I feel an Ignore button coming on....

Peter


----------



## caulkhead (Jul 25, 2007)

........daffy and rocky - now there's a marriage made in heaven!!!! 

Caulkhead


----------



## aldra (Jul 2, 2009)

Peter come on :lol: :lol: 

You can just ignore the thread

Beats drowning immigrants

Or leaving people to die if they don't fit someone's criteria for the NHS

Gemmy is sooo well able to take care of himself  

My only tipple is white wine, very dry, very chilled and very much  

Sandra


----------



## daffodil (Aug 7, 2014)

Oh dear is somebody upset with a little off the wall humour ,substitute Gemmies name for anybody else on here (with the exception of Aldra) she scares me s???le>> it wasent personal to him ,so use your ignore button, whatever that does boo hoo :lol: :lol: :lol: :lol:


----------



## aldra (Jul 2, 2009)

Daffydown dilly

You are learning

You are so right to be scared by me  

When I am good

I am very very good

But when I am bad..........

Aldra  :lol: :lol:


----------



## cabby (May 14, 2005)

OOOH alder, you are naughty. :twisted: :twisted: 


cabby


----------



## aldra (Jul 2, 2009)

And I love you my cabby boy  :lol: 

Aldra


----------



## barryd (May 9, 2008)

B52
Fresca Cream Soda! 
Babycham


----------



## aldra (Jul 2, 2009)

Just who are you kidding Barry?

Leffi, Leffi and more Leffi

Sandra


----------



## barryd (May 9, 2008)

Oh yeah! And Leffe!!


----------



## listerdiesel (Aug 3, 2012)

Moscatel

Peter


----------



## Penquin (Oct 15, 2007)

I am just checking whether this is the thread that is being referred to elsewhere.......

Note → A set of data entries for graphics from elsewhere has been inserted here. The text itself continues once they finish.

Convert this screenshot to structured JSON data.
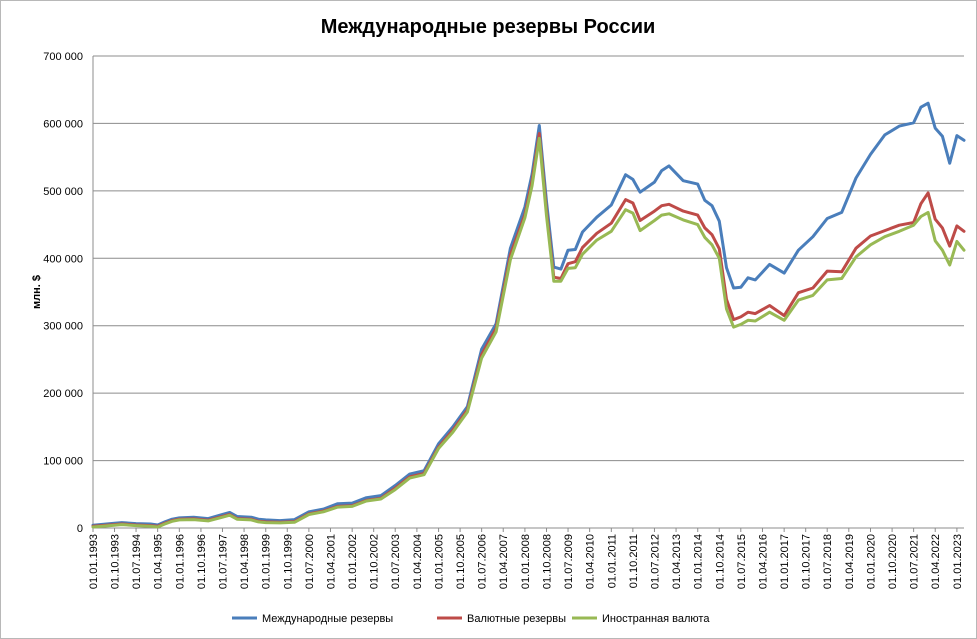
{
  "chart_data": {
    "type": "line",
    "title": "Международные резервы России",
    "xlabel": "",
    "ylabel": "млн. $",
    "ylim": [
      0,
      700000
    ],
    "yticks": [
      0,
      100000,
      200000,
      300000,
      400000,
      500000,
      600000,
      700000
    ],
    "ytick_labels": [
      "0",
      "100 000",
      "200 000",
      "300 000",
      "400 000",
      "500 000",
      "600 000",
      "700 000"
    ],
    "xlim": [
      "1993-01-01",
      "2023-04-01"
    ],
    "xtick_labels": [
      "01.01.1993",
      "01.10.1993",
      "01.07.1994",
      "01.04.1995",
      "01.01.1996",
      "01.10.1996",
      "01.07.1997",
      "01.04.1998",
      "01.01.1999",
      "01.10.1999",
      "01.07.2000",
      "01.04.2001",
      "01.01.2002",
      "01.10.2002",
      "01.07.2003",
      "01.04.2004",
      "01.01.2005",
      "01.10.2005",
      "01.07.2006",
      "01.04.2007",
      "01.01.2008",
      "01.10.2008",
      "01.07.2009",
      "01.04.2010",
      "01.01.2011",
      "01.10.2011",
      "01.07.2012",
      "01.04.2013",
      "01.01.2014",
      "01.10.2014",
      "01.07.2015",
      "01.04.2016",
      "01.01.2017",
      "01.10.2017",
      "01.07.2018",
      "01.04.2019",
      "01.01.2020",
      "01.10.2020",
      "01.07.2021",
      "01.04.2022",
      "01.01.2023"
    ],
    "grid": true,
    "legend_position": "bottom",
    "series": [
      {
        "name": "Международные  резервы",
        "color": "#4a7ebb",
        "points": [
          [
            "1993-01-01",
            4000
          ],
          [
            "1993-10-01",
            7000
          ],
          [
            "1994-01-01",
            8000
          ],
          [
            "1994-07-01",
            6500
          ],
          [
            "1995-01-01",
            6000
          ],
          [
            "1995-04-01",
            4500
          ],
          [
            "1995-07-01",
            9000
          ],
          [
            "1995-10-01",
            13000
          ],
          [
            "1996-01-01",
            15000
          ],
          [
            "1996-07-01",
            16000
          ],
          [
            "1997-01-01",
            14000
          ],
          [
            "1997-07-01",
            20000
          ],
          [
            "1997-10-01",
            23000
          ],
          [
            "1998-01-01",
            17000
          ],
          [
            "1998-07-01",
            16000
          ],
          [
            "1998-10-01",
            13000
          ],
          [
            "1999-01-01",
            12000
          ],
          [
            "1999-07-01",
            11000
          ],
          [
            "2000-01-01",
            12500
          ],
          [
            "2000-07-01",
            24000
          ],
          [
            "2001-01-01",
            28000
          ],
          [
            "2001-07-01",
            36000
          ],
          [
            "2002-01-01",
            37000
          ],
          [
            "2002-07-01",
            45000
          ],
          [
            "2003-01-01",
            48000
          ],
          [
            "2003-07-01",
            63000
          ],
          [
            "2004-01-01",
            80000
          ],
          [
            "2004-07-01",
            85000
          ],
          [
            "2005-01-01",
            125000
          ],
          [
            "2005-07-01",
            150000
          ],
          [
            "2006-01-01",
            180000
          ],
          [
            "2006-07-01",
            265000
          ],
          [
            "2007-01-01",
            303000
          ],
          [
            "2007-07-01",
            415000
          ],
          [
            "2008-01-01",
            476000
          ],
          [
            "2008-04-01",
            525000
          ],
          [
            "2008-07-01",
            597000
          ],
          [
            "2008-10-01",
            484000
          ],
          [
            "2009-01-01",
            387000
          ],
          [
            "2009-04-01",
            384000
          ],
          [
            "2009-07-01",
            412000
          ],
          [
            "2009-10-01",
            413000
          ],
          [
            "2010-01-01",
            439000
          ],
          [
            "2010-07-01",
            461000
          ],
          [
            "2011-01-01",
            479000
          ],
          [
            "2011-07-01",
            524000
          ],
          [
            "2011-10-01",
            517000
          ],
          [
            "2012-01-01",
            498000
          ],
          [
            "2012-07-01",
            513000
          ],
          [
            "2012-10-01",
            530000
          ],
          [
            "2013-01-01",
            537000
          ],
          [
            "2013-07-01",
            515000
          ],
          [
            "2014-01-01",
            510000
          ],
          [
            "2014-04-01",
            486000
          ],
          [
            "2014-07-01",
            478000
          ],
          [
            "2014-10-01",
            455000
          ],
          [
            "2015-01-01",
            386000
          ],
          [
            "2015-04-01",
            356000
          ],
          [
            "2015-07-01",
            357000
          ],
          [
            "2015-10-01",
            371000
          ],
          [
            "2016-01-01",
            368000
          ],
          [
            "2016-07-01",
            391000
          ],
          [
            "2017-01-01",
            378000
          ],
          [
            "2017-07-01",
            412000
          ],
          [
            "2018-01-01",
            432000
          ],
          [
            "2018-07-01",
            459000
          ],
          [
            "2019-01-01",
            468000
          ],
          [
            "2019-07-01",
            519000
          ],
          [
            "2020-01-01",
            554000
          ],
          [
            "2020-07-01",
            583000
          ],
          [
            "2021-01-01",
            596000
          ],
          [
            "2021-07-01",
            601000
          ],
          [
            "2021-10-01",
            624000
          ],
          [
            "2022-01-01",
            630000
          ],
          [
            "2022-04-01",
            593000
          ],
          [
            "2022-07-01",
            581000
          ],
          [
            "2022-10-01",
            541000
          ],
          [
            "2023-01-01",
            582000
          ],
          [
            "2023-04-01",
            575000
          ]
        ]
      },
      {
        "name": "Валютные резервы",
        "color": "#be4b48",
        "points": [
          [
            "1993-01-01",
            2500
          ],
          [
            "1993-10-01",
            5000
          ],
          [
            "1994-01-01",
            6000
          ],
          [
            "1994-07-01",
            4500
          ],
          [
            "1995-01-01",
            3500
          ],
          [
            "1995-04-01",
            2500
          ],
          [
            "1995-07-01",
            7000
          ],
          [
            "1995-10-01",
            11000
          ],
          [
            "1996-01-01",
            13000
          ],
          [
            "1996-07-01",
            13500
          ],
          [
            "1997-01-01",
            11500
          ],
          [
            "1997-07-01",
            17000
          ],
          [
            "1997-10-01",
            20000
          ],
          [
            "1998-01-01",
            14000
          ],
          [
            "1998-07-01",
            13000
          ],
          [
            "1998-10-01",
            10000
          ],
          [
            "1999-01-01",
            9000
          ],
          [
            "1999-07-01",
            8500
          ],
          [
            "2000-01-01",
            9500
          ],
          [
            "2000-07-01",
            21000
          ],
          [
            "2001-01-01",
            25000
          ],
          [
            "2001-07-01",
            32000
          ],
          [
            "2002-01-01",
            33000
          ],
          [
            "2002-07-01",
            41000
          ],
          [
            "2003-01-01",
            44000
          ],
          [
            "2003-07-01",
            59000
          ],
          [
            "2004-01-01",
            76000
          ],
          [
            "2004-07-01",
            81000
          ],
          [
            "2005-01-01",
            120000
          ],
          [
            "2005-07-01",
            145000
          ],
          [
            "2006-01-01",
            175000
          ],
          [
            "2006-07-01",
            257000
          ],
          [
            "2007-01-01",
            296000
          ],
          [
            "2007-07-01",
            405000
          ],
          [
            "2008-01-01",
            465000
          ],
          [
            "2008-04-01",
            515000
          ],
          [
            "2008-07-01",
            585000
          ],
          [
            "2008-10-01",
            470000
          ],
          [
            "2009-01-01",
            372000
          ],
          [
            "2009-04-01",
            370000
          ],
          [
            "2009-07-01",
            392000
          ],
          [
            "2009-10-01",
            395000
          ],
          [
            "2010-01-01",
            416000
          ],
          [
            "2010-07-01",
            437000
          ],
          [
            "2011-01-01",
            452000
          ],
          [
            "2011-07-01",
            487000
          ],
          [
            "2011-10-01",
            482000
          ],
          [
            "2012-01-01",
            456000
          ],
          [
            "2012-07-01",
            470000
          ],
          [
            "2012-10-01",
            478000
          ],
          [
            "2013-01-01",
            480000
          ],
          [
            "2013-07-01",
            470000
          ],
          [
            "2014-01-01",
            464000
          ],
          [
            "2014-04-01",
            445000
          ],
          [
            "2014-07-01",
            435000
          ],
          [
            "2014-10-01",
            414000
          ],
          [
            "2015-01-01",
            339000
          ],
          [
            "2015-04-01",
            309000
          ],
          [
            "2015-07-01",
            313000
          ],
          [
            "2015-10-01",
            320000
          ],
          [
            "2016-01-01",
            318000
          ],
          [
            "2016-07-01",
            330000
          ],
          [
            "2017-01-01",
            315000
          ],
          [
            "2017-07-01",
            349000
          ],
          [
            "2018-01-01",
            356000
          ],
          [
            "2018-07-01",
            381000
          ],
          [
            "2019-01-01",
            380000
          ],
          [
            "2019-07-01",
            415000
          ],
          [
            "2020-01-01",
            433000
          ],
          [
            "2020-07-01",
            441000
          ],
          [
            "2021-01-01",
            449000
          ],
          [
            "2021-07-01",
            453000
          ],
          [
            "2021-10-01",
            481000
          ],
          [
            "2022-01-01",
            497000
          ],
          [
            "2022-04-01",
            458000
          ],
          [
            "2022-07-01",
            445000
          ],
          [
            "2022-10-01",
            418000
          ],
          [
            "2023-01-01",
            448000
          ],
          [
            "2023-04-01",
            440000
          ]
        ]
      },
      {
        "name": "Иностранная валюта",
        "color": "#98b954",
        "points": [
          [
            "1993-01-01",
            1500
          ],
          [
            "1993-10-01",
            4000
          ],
          [
            "1994-01-01",
            5000
          ],
          [
            "1994-07-01",
            3500
          ],
          [
            "1995-01-01",
            2500
          ],
          [
            "1995-04-01",
            1500
          ],
          [
            "1995-07-01",
            6000
          ],
          [
            "1995-10-01",
            10000
          ],
          [
            "1996-01-01",
            12000
          ],
          [
            "1996-07-01",
            12500
          ],
          [
            "1997-01-01",
            10500
          ],
          [
            "1997-07-01",
            16000
          ],
          [
            "1997-10-01",
            19000
          ],
          [
            "1998-01-01",
            13000
          ],
          [
            "1998-07-01",
            12000
          ],
          [
            "1998-10-01",
            9000
          ],
          [
            "1999-01-01",
            8000
          ],
          [
            "1999-07-01",
            7500
          ],
          [
            "2000-01-01",
            8500
          ],
          [
            "2000-07-01",
            20000
          ],
          [
            "2001-01-01",
            24000
          ],
          [
            "2001-07-01",
            31000
          ],
          [
            "2002-01-01",
            32000
          ],
          [
            "2002-07-01",
            40000
          ],
          [
            "2003-01-01",
            43000
          ],
          [
            "2003-07-01",
            57000
          ],
          [
            "2004-01-01",
            74000
          ],
          [
            "2004-07-01",
            79000
          ],
          [
            "2005-01-01",
            118000
          ],
          [
            "2005-07-01",
            142000
          ],
          [
            "2006-01-01",
            172000
          ],
          [
            "2006-07-01",
            252000
          ],
          [
            "2007-01-01",
            291000
          ],
          [
            "2007-07-01",
            398000
          ],
          [
            "2008-01-01",
            460000
          ],
          [
            "2008-04-01",
            508000
          ],
          [
            "2008-07-01",
            578000
          ],
          [
            "2008-10-01",
            463000
          ],
          [
            "2009-01-01",
            366000
          ],
          [
            "2009-04-01",
            366000
          ],
          [
            "2009-07-01",
            385000
          ],
          [
            "2009-10-01",
            386000
          ],
          [
            "2010-01-01",
            406000
          ],
          [
            "2010-07-01",
            427000
          ],
          [
            "2011-01-01",
            440000
          ],
          [
            "2011-07-01",
            472000
          ],
          [
            "2011-10-01",
            467000
          ],
          [
            "2012-01-01",
            441000
          ],
          [
            "2012-07-01",
            456000
          ],
          [
            "2012-10-01",
            464000
          ],
          [
            "2013-01-01",
            466000
          ],
          [
            "2013-07-01",
            457000
          ],
          [
            "2014-01-01",
            450000
          ],
          [
            "2014-04-01",
            431000
          ],
          [
            "2014-07-01",
            420000
          ],
          [
            "2014-10-01",
            400000
          ],
          [
            "2015-01-01",
            325000
          ],
          [
            "2015-04-01",
            298000
          ],
          [
            "2015-07-01",
            302000
          ],
          [
            "2015-10-01",
            308000
          ],
          [
            "2016-01-01",
            307000
          ],
          [
            "2016-07-01",
            320000
          ],
          [
            "2017-01-01",
            308000
          ],
          [
            "2017-07-01",
            338000
          ],
          [
            "2018-01-01",
            345000
          ],
          [
            "2018-07-01",
            368000
          ],
          [
            "2019-01-01",
            370000
          ],
          [
            "2019-07-01",
            402000
          ],
          [
            "2020-01-01",
            420000
          ],
          [
            "2020-07-01",
            432000
          ],
          [
            "2021-01-01",
            440000
          ],
          [
            "2021-07-01",
            449000
          ],
          [
            "2021-10-01",
            462000
          ],
          [
            "2022-01-01",
            468000
          ],
          [
            "2022-04-01",
            426000
          ],
          [
            "2022-07-01",
            412000
          ],
          [
            "2022-10-01",
            390000
          ],
          [
            "2023-01-01",
            425000
          ],
          [
            "2023-04-01",
            412000
          ]
        ]
      }
    ]
  }
}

if it is then it is certainly NOT closed to others to post AFAIK......

Dave


----------



## aldra (Jul 2, 2009)

Well Dave

You could have slipped in your favourite tipple :lol:  

Sandra


----------



## talogon (Aug 12, 2009)

Lagavulin.


----------



## HarleyDave (Jul 1, 2007)

Aberlour (with a Doom Bar chaser...)

Yep - defo not locked

Peter (listerdiesel) - The ignore button works well for me - but makes it tricky to follow the first few posts on this thread 8) 

Cheers

Dave


----------



## listerdiesel (Aug 3, 2012)

Not a problem, it's not as though you're missing anything worthwhile is it? :lol: :lol: 

Peter


----------



## raynipper (Aug 4, 2008)

Ameretto ice and a maraschino cherry.!!!!!

Ray.


----------